Let's Get to Know the Element Palladium with Atomic Number 46

Let's Get to Know the Element Palladium with Atomic Number
Let's Get to Know the Element Palladium with Atomic Number

The atomic number of the chemical element palladium is 46 and its symbol is the letter Pd. English chemist William Hyde Wollaston discovered this rare and shiny silvery-white metal in 1803. He gave it the name Pallas in honor of the asteroid Pallas, which the Greek goddess Athena named after Pallas's death. Platinum group metals (PGMs) are a collection of elements that include palladium, platinum, rhodium, ruthenium, iridium, and osmium. Despite having similar chemical properties, palladium is the least dense of the group and has the lowest melting point.

Catalytic converters, which convert 90% of the toxic gases (hydrocarbons, carbon monoxide and nitrogen dioxide) in automobile exhaust into harmless gases (nitrogen, carbon dioxide and water vapor) use more than half of the palladium and equivalent platinum supply. Palladium is also used in jewellery, electronics, dentistry, medicine, hydrogen purification, chemical processes and groundwater treatment. In fuel cells, hydrogen and oxygen react to produce electricity, heat and water. Palladium is an important component of these devices.

Palladium and other PGM ore resources are rare.
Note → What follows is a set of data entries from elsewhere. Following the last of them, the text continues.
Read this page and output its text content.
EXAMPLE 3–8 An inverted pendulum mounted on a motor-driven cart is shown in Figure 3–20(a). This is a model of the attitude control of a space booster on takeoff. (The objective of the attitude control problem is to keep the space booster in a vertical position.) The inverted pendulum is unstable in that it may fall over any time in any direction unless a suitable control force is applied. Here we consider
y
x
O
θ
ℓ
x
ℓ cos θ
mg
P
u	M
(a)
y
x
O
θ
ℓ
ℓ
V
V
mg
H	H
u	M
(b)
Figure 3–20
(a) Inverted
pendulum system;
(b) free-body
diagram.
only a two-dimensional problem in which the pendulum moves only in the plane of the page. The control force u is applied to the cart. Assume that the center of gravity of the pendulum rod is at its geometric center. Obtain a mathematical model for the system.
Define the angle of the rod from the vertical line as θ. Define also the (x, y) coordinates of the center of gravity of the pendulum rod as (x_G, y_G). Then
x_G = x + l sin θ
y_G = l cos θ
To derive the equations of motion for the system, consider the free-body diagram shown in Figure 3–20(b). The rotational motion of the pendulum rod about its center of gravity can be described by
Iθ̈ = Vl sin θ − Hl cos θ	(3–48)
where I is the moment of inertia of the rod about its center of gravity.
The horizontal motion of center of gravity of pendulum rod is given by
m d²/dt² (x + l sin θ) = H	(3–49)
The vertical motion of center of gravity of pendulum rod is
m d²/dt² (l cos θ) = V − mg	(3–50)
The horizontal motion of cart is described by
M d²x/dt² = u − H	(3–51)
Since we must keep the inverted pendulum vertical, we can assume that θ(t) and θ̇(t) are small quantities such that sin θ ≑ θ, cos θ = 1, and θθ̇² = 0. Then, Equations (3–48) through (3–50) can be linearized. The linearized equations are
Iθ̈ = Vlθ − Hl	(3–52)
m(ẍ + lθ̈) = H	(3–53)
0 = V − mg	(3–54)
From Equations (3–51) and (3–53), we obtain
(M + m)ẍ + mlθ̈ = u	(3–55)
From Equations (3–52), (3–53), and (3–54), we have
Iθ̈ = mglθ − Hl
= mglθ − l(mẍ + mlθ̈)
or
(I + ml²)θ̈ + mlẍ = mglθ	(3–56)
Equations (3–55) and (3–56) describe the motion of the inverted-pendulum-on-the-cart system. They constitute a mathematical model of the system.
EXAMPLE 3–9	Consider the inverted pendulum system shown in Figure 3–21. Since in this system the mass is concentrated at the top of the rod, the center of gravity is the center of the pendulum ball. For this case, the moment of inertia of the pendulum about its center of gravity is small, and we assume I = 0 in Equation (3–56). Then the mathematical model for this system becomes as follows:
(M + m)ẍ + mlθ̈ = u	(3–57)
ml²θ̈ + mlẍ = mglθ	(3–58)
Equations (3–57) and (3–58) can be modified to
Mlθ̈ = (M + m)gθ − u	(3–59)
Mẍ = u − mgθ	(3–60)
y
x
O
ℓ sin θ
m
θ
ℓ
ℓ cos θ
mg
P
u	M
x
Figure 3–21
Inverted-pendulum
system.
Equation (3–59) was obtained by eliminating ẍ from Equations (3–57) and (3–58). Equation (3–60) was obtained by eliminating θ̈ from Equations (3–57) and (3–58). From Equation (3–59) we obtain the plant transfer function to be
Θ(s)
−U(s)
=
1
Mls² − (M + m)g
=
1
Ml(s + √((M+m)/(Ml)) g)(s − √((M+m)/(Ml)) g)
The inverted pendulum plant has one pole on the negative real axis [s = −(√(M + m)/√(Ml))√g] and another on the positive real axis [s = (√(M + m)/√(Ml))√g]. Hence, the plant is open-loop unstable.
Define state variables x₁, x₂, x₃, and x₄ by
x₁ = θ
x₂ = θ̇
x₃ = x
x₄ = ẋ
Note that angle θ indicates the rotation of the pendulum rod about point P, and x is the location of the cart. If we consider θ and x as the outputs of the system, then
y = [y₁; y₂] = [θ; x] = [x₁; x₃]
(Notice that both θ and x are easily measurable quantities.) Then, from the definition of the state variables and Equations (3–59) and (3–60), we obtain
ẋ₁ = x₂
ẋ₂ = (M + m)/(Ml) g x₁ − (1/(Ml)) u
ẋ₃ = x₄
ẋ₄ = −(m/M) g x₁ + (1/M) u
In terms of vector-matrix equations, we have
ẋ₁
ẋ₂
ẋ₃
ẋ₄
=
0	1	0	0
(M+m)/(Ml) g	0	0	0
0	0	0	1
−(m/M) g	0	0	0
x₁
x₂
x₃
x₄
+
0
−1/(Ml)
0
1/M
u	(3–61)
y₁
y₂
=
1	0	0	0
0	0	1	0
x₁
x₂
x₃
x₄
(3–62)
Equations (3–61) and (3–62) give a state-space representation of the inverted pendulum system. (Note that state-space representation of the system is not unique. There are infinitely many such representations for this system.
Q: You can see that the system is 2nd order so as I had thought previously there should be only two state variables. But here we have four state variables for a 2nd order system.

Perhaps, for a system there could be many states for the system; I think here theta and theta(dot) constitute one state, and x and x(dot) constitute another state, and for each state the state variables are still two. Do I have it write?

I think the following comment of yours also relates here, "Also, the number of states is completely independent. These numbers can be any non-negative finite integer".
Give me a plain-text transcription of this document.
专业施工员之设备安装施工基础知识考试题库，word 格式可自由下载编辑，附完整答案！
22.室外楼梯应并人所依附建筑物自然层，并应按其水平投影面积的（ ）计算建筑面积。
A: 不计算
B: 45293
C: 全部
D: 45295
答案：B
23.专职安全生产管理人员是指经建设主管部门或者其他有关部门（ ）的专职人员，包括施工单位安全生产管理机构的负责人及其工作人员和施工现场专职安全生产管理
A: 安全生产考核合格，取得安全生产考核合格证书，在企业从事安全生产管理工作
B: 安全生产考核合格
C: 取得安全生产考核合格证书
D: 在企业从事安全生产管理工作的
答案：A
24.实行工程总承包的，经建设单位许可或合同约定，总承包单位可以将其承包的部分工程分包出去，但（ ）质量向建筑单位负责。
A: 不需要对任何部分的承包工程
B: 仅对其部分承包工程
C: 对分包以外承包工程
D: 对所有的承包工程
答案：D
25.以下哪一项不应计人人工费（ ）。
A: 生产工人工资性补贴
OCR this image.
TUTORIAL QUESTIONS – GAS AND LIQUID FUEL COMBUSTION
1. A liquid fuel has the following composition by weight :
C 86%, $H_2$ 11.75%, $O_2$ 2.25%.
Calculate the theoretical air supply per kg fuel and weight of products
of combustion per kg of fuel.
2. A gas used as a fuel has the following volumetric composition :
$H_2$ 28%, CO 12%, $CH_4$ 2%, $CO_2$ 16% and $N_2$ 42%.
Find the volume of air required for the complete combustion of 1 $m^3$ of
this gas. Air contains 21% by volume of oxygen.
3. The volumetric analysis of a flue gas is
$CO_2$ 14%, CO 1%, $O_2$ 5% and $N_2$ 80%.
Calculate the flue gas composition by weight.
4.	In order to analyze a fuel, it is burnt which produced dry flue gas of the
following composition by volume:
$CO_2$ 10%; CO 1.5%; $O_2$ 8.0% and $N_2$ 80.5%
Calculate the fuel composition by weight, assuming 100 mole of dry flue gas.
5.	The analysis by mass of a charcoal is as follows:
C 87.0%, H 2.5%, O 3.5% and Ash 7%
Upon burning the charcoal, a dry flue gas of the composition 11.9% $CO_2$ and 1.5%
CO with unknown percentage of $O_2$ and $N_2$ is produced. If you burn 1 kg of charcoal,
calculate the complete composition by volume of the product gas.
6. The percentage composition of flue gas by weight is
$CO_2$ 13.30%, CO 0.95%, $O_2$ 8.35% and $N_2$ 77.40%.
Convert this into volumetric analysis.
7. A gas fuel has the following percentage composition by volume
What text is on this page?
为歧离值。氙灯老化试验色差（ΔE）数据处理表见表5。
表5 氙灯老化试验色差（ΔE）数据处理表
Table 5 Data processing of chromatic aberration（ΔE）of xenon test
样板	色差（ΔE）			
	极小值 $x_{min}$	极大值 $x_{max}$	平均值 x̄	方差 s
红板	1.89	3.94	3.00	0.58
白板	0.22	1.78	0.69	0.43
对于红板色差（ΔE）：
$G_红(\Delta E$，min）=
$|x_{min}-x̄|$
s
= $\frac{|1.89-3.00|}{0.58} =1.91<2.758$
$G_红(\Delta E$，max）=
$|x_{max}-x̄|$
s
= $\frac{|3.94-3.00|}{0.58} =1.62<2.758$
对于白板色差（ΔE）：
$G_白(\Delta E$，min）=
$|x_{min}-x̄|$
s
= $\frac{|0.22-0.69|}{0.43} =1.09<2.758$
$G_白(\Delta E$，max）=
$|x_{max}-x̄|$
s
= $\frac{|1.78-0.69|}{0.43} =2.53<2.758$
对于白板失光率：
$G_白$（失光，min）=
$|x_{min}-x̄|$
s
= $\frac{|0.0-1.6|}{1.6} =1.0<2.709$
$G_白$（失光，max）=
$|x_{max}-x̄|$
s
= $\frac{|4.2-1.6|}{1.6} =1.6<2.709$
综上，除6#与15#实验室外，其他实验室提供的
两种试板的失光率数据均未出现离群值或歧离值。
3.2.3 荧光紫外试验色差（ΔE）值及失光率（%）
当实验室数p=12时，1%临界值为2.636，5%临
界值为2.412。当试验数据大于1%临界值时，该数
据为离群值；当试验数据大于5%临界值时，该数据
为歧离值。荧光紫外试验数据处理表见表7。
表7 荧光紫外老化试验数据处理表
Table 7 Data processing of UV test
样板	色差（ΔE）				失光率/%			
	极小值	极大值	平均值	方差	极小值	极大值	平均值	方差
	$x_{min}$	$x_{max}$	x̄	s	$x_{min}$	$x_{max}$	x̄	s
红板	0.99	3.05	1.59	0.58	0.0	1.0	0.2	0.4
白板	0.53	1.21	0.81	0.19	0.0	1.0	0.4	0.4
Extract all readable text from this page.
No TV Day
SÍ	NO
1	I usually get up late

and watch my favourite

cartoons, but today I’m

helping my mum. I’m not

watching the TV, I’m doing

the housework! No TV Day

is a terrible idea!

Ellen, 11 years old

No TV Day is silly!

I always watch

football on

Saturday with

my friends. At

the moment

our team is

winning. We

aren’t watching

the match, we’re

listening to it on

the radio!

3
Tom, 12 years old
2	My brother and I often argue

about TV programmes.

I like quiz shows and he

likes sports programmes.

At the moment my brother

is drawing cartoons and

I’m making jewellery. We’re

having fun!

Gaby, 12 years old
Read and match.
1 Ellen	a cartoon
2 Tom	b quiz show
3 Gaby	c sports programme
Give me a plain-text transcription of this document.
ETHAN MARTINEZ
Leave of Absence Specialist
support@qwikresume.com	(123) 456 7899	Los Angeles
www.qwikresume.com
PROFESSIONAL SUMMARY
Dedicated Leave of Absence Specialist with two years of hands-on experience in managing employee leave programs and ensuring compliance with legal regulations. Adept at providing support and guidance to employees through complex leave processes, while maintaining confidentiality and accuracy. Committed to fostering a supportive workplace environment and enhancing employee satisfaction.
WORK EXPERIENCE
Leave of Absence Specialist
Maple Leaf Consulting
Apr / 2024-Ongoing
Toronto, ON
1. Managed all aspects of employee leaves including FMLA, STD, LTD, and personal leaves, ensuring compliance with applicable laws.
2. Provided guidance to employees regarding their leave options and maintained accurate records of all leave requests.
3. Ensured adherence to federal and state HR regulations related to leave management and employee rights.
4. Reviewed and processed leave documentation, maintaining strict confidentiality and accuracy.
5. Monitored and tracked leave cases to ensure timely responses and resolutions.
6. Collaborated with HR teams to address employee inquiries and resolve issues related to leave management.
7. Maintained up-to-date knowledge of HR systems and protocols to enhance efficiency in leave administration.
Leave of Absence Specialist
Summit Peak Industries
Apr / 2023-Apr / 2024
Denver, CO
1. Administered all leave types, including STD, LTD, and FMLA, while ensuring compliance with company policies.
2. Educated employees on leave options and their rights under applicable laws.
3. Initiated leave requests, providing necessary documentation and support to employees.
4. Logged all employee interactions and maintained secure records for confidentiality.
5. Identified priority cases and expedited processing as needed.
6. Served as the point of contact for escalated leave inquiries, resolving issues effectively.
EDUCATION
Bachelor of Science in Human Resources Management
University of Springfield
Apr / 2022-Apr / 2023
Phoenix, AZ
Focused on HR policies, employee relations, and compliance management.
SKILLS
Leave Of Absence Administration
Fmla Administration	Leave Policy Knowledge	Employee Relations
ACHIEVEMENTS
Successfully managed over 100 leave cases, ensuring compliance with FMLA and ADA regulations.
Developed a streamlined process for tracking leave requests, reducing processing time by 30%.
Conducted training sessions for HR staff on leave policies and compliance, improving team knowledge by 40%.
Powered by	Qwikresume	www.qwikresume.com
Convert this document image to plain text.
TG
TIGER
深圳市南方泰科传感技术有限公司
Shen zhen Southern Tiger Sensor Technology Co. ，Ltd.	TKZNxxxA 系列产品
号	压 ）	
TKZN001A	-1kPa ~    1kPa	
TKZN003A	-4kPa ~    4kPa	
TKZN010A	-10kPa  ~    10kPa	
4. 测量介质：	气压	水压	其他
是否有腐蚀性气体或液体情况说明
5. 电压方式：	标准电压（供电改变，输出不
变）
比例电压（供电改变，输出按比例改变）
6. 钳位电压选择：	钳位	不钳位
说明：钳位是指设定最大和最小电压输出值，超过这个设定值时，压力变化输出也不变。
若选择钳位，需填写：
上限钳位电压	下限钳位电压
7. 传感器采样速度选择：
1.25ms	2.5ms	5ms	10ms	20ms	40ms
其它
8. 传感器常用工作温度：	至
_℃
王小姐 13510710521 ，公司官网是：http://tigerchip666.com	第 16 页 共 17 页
The norite belt of the Bushveld Igneous Complex, which includes the Transvaal Basin in South Africa, the Stillwater Complex in Montana, the Sudbury Basin and Thunder Bay Area in Ontario, Canada, and the Norilsk Complex in Russia, has the most common deposits. Recycling is another resource, especially from catalytic converter scrap. Limited supply resources and a wide range of uses attract the attention of investors.

Properties of Palladium

Although the 10th group in the periodic table defines palladium, Hund's rule is followed in the configuration of the outermost electrons. 5s energetically2 4d8 Since it is more advantageous to have a fully filled 4d10 shell instead of a 5d configuration, electrons that are expected to occupy the 4s orbitals according to Madelung's rule fill the XNUMXd orbitals instead.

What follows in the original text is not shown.